A bird is sitting on a power line. It defecates. How fast is the secretion going after 2 seconds?

Answer 1

`"speed" = 19.6"m"/"s"`

Explanation:

I'll assume it is still in the air after `2` `"s"`..

To solve this problem, we can use the formula

`v_y = v_(0y) + a_yt`

where

• `v_y` is the velocity of the secretion at time `t = 2` `"s"`

• `v_(0y)` is the initial velocity of the secretion, which I'll assume is `0` for these purposes, although it may have required some pushing to "get it out," and would then actually have some initial speed

• `a_y` is the acceleration, which is simply `-g`, which is `-9.8` `"m"/("s"^2)`

• `t` is the time, which is given as `2` `"s"`

Plugging in the known variables, we have

`v_y = 0"m"/"s" + (-9.8"m"/("s"^2))(2color(white)(l)"s")`

`v_y = color(red)(-19.6"m"/"s"`

This is its velocity, which includes a negative sign to indicate direction (it's traveling downward). If you asked just how fast it is going, then its speed is just the positive quantity

`color(red)(19.6"m"/"s")`

(or, if you decide to use only one significant figure, `20"m"/"s"`).

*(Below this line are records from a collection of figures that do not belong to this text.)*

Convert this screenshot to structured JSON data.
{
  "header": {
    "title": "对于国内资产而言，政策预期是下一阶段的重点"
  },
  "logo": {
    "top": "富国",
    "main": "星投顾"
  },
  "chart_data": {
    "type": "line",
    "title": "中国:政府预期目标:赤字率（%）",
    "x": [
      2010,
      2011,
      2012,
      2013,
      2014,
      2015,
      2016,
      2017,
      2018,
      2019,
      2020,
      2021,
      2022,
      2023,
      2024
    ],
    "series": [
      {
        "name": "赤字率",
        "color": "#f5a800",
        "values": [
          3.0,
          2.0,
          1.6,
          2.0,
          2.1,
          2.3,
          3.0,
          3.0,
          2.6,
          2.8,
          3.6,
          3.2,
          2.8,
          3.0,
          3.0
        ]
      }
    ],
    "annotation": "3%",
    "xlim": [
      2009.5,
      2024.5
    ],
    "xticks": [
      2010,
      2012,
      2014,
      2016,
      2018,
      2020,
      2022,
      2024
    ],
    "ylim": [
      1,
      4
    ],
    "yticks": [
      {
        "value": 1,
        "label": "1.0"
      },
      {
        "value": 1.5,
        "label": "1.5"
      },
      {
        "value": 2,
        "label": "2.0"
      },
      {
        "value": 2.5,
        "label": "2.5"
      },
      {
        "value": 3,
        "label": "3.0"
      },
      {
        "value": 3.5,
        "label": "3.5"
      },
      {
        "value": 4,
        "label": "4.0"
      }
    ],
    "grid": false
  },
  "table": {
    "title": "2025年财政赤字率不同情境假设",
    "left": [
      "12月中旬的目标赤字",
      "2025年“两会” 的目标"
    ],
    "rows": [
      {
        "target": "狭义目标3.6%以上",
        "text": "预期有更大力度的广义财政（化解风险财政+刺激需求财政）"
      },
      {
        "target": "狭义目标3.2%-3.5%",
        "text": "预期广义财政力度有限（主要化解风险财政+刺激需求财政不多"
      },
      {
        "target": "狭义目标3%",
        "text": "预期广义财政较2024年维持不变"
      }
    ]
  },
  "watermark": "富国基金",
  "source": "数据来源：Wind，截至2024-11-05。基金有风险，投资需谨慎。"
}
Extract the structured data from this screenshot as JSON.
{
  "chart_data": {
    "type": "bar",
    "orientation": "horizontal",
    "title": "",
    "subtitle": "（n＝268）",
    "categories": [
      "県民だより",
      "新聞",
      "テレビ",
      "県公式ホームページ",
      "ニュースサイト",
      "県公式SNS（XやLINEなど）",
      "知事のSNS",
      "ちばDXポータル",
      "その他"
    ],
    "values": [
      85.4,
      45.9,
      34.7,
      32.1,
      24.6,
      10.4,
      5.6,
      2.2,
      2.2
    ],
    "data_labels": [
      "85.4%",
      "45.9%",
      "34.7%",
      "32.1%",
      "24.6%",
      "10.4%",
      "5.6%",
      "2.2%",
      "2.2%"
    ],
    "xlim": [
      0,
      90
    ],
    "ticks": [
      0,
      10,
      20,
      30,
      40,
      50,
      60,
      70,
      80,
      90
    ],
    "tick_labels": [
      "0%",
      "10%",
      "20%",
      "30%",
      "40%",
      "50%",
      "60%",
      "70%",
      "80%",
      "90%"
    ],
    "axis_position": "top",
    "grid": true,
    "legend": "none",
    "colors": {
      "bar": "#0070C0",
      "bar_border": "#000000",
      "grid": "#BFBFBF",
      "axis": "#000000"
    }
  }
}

The speed of the bird's feces after `2` seconds is thus `color(red)(19.6` `sfcolor(red)("meters per second"`.

Extra info :

Just for information, after `2` `"s"` and with assumedly no initial speed, the secretion would have traveled

`Deltay = (0"m"/"s")(2color(white)(l)"s") + 1/2(-9.8"m"/("s"^2))(2color(white)(l)"s")^2 = -19.6` `"m"`

`19.6` meters downward, so the height of the wire the bird was sitting on must have been AT LEAST `19.6` `"m"` high, which is a little higher than most standard telephone poles (which are`~~10` `"m"` tall)..

Some taller poles can reach heights of about `37` meters, so he could have been sitting on one of these...interesting question by the way!